An illustration of a dataset where a linear (straight line) model is not appropriate. The data represents a series of measurements of head acceleration in a simulated motorcycle accident, used to test crash helmets (the mcycle dataset from the MASS R package).

Figure 0.1: An illustration of a dataset where a linear (straight line) model is not appropriate. The data represents a series of measurements of head acceleration in a simulated motorcycle accident, used to test crash helmets (the mcycle dataset from the MASS R package).

The level 5 component introduces techniques for fitting smooth curves through data—methods collectively known as smoothing. Unlike linear regression, which imposes a straight line on all the data, smoothing methods work locally: they estimate the relationship at different points using nearby observations, then blend these local estimates together to create a smooth curve. The red curve in Figure 0.1 shows such a smoothed fit, which captures the complex pattern in the data without assuming any particular functional form.
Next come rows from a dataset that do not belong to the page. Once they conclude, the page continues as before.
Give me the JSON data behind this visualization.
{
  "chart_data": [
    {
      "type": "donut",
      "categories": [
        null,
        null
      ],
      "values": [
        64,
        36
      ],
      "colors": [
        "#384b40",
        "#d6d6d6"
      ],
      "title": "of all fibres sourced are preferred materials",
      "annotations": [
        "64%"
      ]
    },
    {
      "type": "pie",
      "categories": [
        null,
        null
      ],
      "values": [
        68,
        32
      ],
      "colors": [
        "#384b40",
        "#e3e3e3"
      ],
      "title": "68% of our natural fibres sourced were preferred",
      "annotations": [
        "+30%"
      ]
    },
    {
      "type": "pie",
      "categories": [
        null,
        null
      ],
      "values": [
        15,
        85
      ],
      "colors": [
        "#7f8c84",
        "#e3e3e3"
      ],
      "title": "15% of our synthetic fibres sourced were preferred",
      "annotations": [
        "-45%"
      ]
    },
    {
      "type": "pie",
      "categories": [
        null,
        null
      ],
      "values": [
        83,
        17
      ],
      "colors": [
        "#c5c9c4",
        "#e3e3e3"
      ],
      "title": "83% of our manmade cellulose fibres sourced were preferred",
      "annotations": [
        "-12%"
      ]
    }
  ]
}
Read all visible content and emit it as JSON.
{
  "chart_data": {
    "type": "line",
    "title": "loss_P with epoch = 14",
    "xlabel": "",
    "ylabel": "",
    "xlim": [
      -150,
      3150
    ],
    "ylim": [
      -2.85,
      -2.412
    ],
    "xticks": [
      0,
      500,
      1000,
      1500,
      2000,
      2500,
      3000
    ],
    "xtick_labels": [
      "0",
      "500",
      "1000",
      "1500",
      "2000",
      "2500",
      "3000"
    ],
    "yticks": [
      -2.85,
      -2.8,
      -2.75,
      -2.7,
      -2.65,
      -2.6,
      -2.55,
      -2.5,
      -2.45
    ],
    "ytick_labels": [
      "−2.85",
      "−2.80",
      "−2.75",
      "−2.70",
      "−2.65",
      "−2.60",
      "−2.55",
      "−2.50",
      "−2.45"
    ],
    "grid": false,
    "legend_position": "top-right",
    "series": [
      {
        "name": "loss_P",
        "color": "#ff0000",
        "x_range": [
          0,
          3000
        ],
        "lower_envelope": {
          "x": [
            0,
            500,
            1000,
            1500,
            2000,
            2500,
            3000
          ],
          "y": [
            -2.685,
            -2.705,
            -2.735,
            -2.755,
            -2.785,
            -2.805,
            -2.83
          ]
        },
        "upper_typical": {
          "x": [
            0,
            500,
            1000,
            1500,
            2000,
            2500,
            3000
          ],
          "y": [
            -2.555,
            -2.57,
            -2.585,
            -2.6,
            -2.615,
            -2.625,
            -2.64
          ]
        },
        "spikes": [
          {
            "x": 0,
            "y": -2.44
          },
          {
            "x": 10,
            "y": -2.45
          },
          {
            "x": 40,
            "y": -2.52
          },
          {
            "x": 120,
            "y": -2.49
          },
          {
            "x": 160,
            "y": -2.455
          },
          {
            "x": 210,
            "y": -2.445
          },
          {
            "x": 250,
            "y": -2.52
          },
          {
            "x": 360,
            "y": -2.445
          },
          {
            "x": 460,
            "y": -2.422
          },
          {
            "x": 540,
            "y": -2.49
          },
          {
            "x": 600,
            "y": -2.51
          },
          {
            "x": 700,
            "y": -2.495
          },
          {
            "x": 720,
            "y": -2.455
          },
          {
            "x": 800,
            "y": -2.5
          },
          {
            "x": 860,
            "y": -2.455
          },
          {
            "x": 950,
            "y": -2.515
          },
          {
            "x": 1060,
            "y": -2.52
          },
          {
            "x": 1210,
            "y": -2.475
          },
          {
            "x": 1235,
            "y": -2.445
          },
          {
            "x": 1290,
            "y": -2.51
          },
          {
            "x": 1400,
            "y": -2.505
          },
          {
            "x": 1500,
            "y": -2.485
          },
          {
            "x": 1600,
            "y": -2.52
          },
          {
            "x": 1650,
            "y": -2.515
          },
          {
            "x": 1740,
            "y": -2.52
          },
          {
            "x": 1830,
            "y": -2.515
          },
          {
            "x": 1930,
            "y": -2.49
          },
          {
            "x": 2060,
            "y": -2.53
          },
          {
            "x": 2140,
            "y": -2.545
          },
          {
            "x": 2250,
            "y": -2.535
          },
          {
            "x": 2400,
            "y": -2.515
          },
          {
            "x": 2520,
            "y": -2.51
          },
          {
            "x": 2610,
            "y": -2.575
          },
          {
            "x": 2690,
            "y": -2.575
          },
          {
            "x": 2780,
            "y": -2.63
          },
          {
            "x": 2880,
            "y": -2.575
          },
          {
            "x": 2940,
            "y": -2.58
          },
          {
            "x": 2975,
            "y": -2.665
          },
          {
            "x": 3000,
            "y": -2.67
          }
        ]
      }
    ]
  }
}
We will approach these smoothing methods gradually. We begin with the simpler problem of “kernel density estimation”: given a sample from an unknown distribution, how can we estimate the probability density? This introduces fundamental concepts (kernels, bandwidth selection, and the bias-variance trade-off) that apply throughout all smoothing methods. We then extend these ideas to regression smoothing, where we estimate the relationship between variables rather than a probability distribution.